We’ve all seen that overprotective parent at least once in our lives: the one who volunteers to supervise every field trip, or whose children have never lifted a finger to do a chore. If you’ve never encountered said parent, you probably are one. While you may get some snide looks from those who take a more relaxed approach to parenting, you know you’re trying to look out for your child’s best interests. Nonetheless, it pays to take a leaf out of the free-ranger’s book more often than not. A child who’s too sheltered will turn into an adult who’s too anxious to step out of his or her comfort zone and achieve real success. Keep reading to find out the benefits and setbacks of helicopter parenting.
Children of older generations have often reported that their relationships with their parents felt conditional, or relied solely on achievements parents found worthy. By being involved in every aspect of your child’s life, he or she receives constant reassurance that you will always be ready and willing to love and support them.
Helicopter Parenting Con: Your child will not be able to survive independently.
If you’ve intervened in every aspect of your child’s life, he or she will not know what to do when the time comes to act of their own accord. After all, how can you expect your child to solve a disagreement with a peer or change a tire if you’ve always done it for him or her? Give your child space to learn and make mistakes; he or she will come to you if help is needed. You can find out more parenting tips here.
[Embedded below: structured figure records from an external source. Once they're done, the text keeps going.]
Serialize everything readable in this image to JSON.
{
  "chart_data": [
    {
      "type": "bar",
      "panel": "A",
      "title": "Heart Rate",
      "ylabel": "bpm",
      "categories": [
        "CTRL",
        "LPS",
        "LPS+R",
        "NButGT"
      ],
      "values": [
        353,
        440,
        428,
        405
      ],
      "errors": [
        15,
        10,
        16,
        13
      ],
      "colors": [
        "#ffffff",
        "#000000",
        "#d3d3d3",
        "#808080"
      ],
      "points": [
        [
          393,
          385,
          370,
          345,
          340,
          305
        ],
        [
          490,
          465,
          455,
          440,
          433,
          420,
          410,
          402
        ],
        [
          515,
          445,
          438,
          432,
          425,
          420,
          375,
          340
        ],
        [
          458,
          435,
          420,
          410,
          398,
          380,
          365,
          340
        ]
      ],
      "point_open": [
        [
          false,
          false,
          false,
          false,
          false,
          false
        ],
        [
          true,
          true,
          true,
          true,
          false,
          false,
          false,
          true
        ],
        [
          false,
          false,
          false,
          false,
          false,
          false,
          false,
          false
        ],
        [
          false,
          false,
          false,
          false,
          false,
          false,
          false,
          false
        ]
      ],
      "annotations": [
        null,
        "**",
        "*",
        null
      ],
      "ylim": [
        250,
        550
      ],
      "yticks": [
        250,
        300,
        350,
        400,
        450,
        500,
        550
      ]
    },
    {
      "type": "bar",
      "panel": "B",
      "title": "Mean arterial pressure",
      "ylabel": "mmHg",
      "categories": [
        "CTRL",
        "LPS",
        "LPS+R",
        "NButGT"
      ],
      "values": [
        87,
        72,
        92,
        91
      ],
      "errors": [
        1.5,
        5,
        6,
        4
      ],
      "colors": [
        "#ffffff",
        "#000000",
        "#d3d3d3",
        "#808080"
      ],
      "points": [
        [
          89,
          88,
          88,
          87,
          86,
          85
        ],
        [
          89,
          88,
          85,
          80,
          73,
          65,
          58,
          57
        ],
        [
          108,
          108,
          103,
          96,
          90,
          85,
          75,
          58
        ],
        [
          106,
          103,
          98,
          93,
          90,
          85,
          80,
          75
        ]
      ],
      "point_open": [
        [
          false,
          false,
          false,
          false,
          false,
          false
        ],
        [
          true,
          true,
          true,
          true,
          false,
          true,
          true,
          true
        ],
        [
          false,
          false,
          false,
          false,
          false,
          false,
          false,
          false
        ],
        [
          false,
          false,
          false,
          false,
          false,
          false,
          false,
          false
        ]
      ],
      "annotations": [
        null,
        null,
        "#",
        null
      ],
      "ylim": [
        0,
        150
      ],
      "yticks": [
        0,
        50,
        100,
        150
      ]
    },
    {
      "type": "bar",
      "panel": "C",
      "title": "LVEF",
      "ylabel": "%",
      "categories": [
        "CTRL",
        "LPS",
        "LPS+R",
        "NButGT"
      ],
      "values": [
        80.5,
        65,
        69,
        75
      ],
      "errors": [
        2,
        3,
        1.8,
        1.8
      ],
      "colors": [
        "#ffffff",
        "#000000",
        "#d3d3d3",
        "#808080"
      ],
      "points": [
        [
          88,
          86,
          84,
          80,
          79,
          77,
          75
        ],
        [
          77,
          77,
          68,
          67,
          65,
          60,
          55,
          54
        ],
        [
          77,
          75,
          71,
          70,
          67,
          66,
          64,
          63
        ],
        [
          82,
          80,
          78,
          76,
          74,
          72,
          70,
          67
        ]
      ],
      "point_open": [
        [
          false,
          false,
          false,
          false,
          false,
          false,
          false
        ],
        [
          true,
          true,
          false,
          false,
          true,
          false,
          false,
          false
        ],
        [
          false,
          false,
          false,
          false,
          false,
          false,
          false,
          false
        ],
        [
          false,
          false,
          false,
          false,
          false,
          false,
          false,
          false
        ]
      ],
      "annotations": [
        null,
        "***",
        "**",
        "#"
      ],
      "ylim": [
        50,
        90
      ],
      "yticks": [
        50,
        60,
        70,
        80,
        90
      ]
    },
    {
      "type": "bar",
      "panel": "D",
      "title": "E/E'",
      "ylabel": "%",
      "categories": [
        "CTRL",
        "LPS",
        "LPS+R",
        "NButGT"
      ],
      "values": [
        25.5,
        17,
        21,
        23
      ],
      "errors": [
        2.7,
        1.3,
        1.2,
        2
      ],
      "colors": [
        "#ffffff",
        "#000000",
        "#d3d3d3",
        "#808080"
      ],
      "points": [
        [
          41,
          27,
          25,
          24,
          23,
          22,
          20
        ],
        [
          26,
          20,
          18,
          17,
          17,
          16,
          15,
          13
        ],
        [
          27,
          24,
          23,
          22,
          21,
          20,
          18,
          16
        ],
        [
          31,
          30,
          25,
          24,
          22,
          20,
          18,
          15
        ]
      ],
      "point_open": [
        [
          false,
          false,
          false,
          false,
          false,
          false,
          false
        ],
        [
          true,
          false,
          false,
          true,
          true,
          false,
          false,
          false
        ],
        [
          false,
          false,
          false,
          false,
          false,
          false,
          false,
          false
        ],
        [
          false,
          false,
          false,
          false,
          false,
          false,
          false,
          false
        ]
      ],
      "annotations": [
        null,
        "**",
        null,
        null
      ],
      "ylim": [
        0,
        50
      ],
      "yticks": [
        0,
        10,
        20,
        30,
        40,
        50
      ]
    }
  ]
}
Helicopter Parenting Pro: Your child will provide you with the same care and attention as you grow older.
An old saying claims that parenting is a thankless job, but a child who receives unconditional love and support will undoubtedly feel grateful and be more likely to treat you the same way. Seniors are prone to isolation as they become less active, but a well-loved child will ensure that’s never the case.
If you teach your child that your way is always the right way, he or she will never be able to think for him or herself and decide what’s truly best. You may think you have everything figured out, but your child will never form unique opinions or answer important questions about the world at large if he or she doesn’t stray from the path you’ve laid out.
No parent is perfect, and every single one worries about their children, but take a breath and think before you swoop in to save your child from learning to act independently. It’s normal for a child to take a few tries to correctly iron a shirt or pump gas. If it won’t hurt him or her to make a mistake, it won’t hurt you to stand by and let him or her gain valuable learning experiences.